Gustavo Lopes Tamiosso


2026

Small language models (SLMs) are increasingly adopted for machine translation due to their lower computational and deployment costs, yet a focused and systematic evaluation for English-to-Portuguese remains limited. We benchmarked dozens of SLMs (135M–20B parameters) across multiple architectures and quantization schemes (FP16, Q8_0, Q4_K_M) on two datasets: FLORES-101 (Portuguese subset, 1,012 sentences) and the multidomain OPUS-100 dataset (~10k sentences). We computed lexical and semantic metrics (BLEU, chrF, and BERTScore) and assessed statistical differences using non-parametric Friedman tests over paired sentence-level scores, followed by Wilcoxon signed-rank post-hoc comparisons with Holm correction. Normality assumptions are evaluated using the Shapiro–Wilk test.
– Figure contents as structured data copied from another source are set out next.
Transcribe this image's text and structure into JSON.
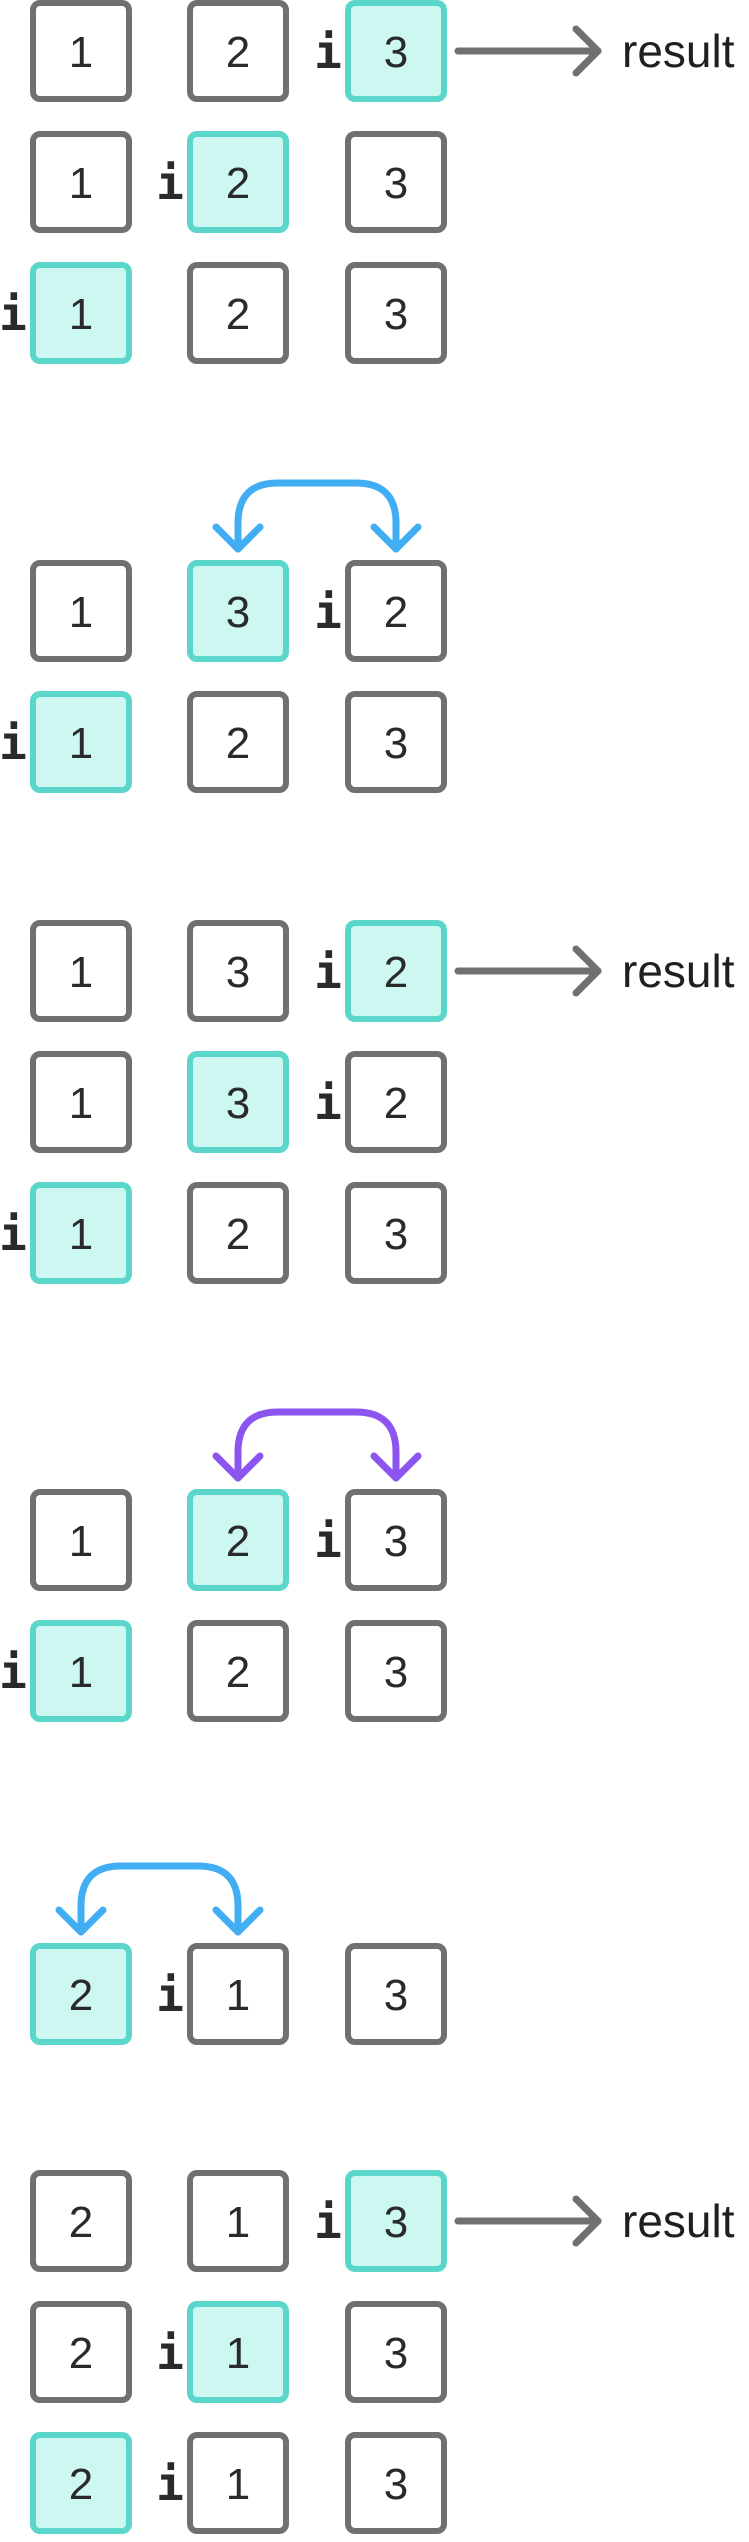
{
  "labels": {
    "pointer": "i",
    "result": "result"
  },
  "colors": {
    "box_stroke": "#707070",
    "box_fill": "#ffffff",
    "hl_fill": "#cdf7f1",
    "hl_stroke": "#5ad6ca",
    "blue": "#41adf3",
    "purple": "#8c55f0",
    "result_arrow": "#707070"
  },
  "sections": [
    {
      "rows": [
        {
          "values": [
            "1",
            "2",
            "3"
          ],
          "highlight": 2,
          "pointer": 2,
          "result": true
        },
        {
          "values": [
            "1",
            "2",
            "3"
          ],
          "highlight": 1,
          "pointer": 1,
          "result": false
        },
        {
          "values": [
            "1",
            "2",
            "3"
          ],
          "highlight": 0,
          "pointer": 0,
          "result": false
        }
      ]
    },
    {
      "swap": {
        "from": 1,
        "to": 2,
        "color": "blue"
      },
      "rows": [
        {
          "values": [
            "1",
            "3",
            "2"
          ],
          "highlight": 1,
          "pointer": 2,
          "result": false
        },
        {
          "values": [
            "1",
            "2",
            "3"
          ],
          "highlight": 0,
          "pointer": 0,
          "result": false
        }
      ]
    },
    {
      "rows": [
        {
          "values": [
            "1",
            "3",
            "2"
          ],
          "highlight": 2,
          "pointer": 2,
          "result": true
        },
        {
          "values": [
            "1",
            "3",
            "2"
          ],
          "highlight": 1,
          "pointer": 2,
          "result": false
        },
        {
          "values": [
            "1",
            "2",
            "3"
          ],
          "highlight": 0,
          "pointer": 0,
          "result": false
        }
      ]
    },
    {
      "swap": {
        "from": 1,
        "to": 2,
        "color": "purple"
      },
      "rows": [
        {
          "values": [
            "1",
            "2",
            "3"
          ],
          "highlight": 1,
          "pointer": 2,
          "result": false
        },
        {
          "values": [
            "1",
            "2",
            "3"
          ],
          "highlight": 0,
          "pointer": 0,
          "result": false
        }
      ]
    },
    {
      "swap": {
        "from": 0,
        "to": 1,
        "color": "blue"
      },
      "rows": [
        {
          "values": [
            "2",
            "1",
            "3"
          ],
          "highlight": 0,
          "pointer": 1,
          "result": false
        }
      ]
    },
    {
      "rows": [
        {
          "values": [
            "2",
            "1",
            "3"
          ],
          "highlight": 2,
          "pointer": 2,
          "result": true
        },
        {
          "values": [
            "2",
            "1",
            "3"
          ],
          "highlight": 1,
          "pointer": 1,
          "result": false
        },
        {
          "values": [
            "2",
            "1",
            "3"
          ],
          "highlight": 0,
          "pointer": 1,
          "result": false
        }
      ]
    }
  ]
}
Our results strongly suggest that 8-bit quantization (Q8_0) preserves semantic quality with negligible average loss, while 4-bit quantization (Q4_K_M) reaches statistical significance in roughly half of model configurations, paired effect sizes (Cliff’s δ) remain negligible to small in magnitude, with measurable degradation concentrated in lower-capacity models. Model scale exhibits only a weak correlation with translation quality: medium-sized models can match or outperform larger ones depending on model family and pretraining. These findings highlight trade-offs between efficiency and quality and inform the design of practical English–to-Portuguese translation pipelines based on SLMs.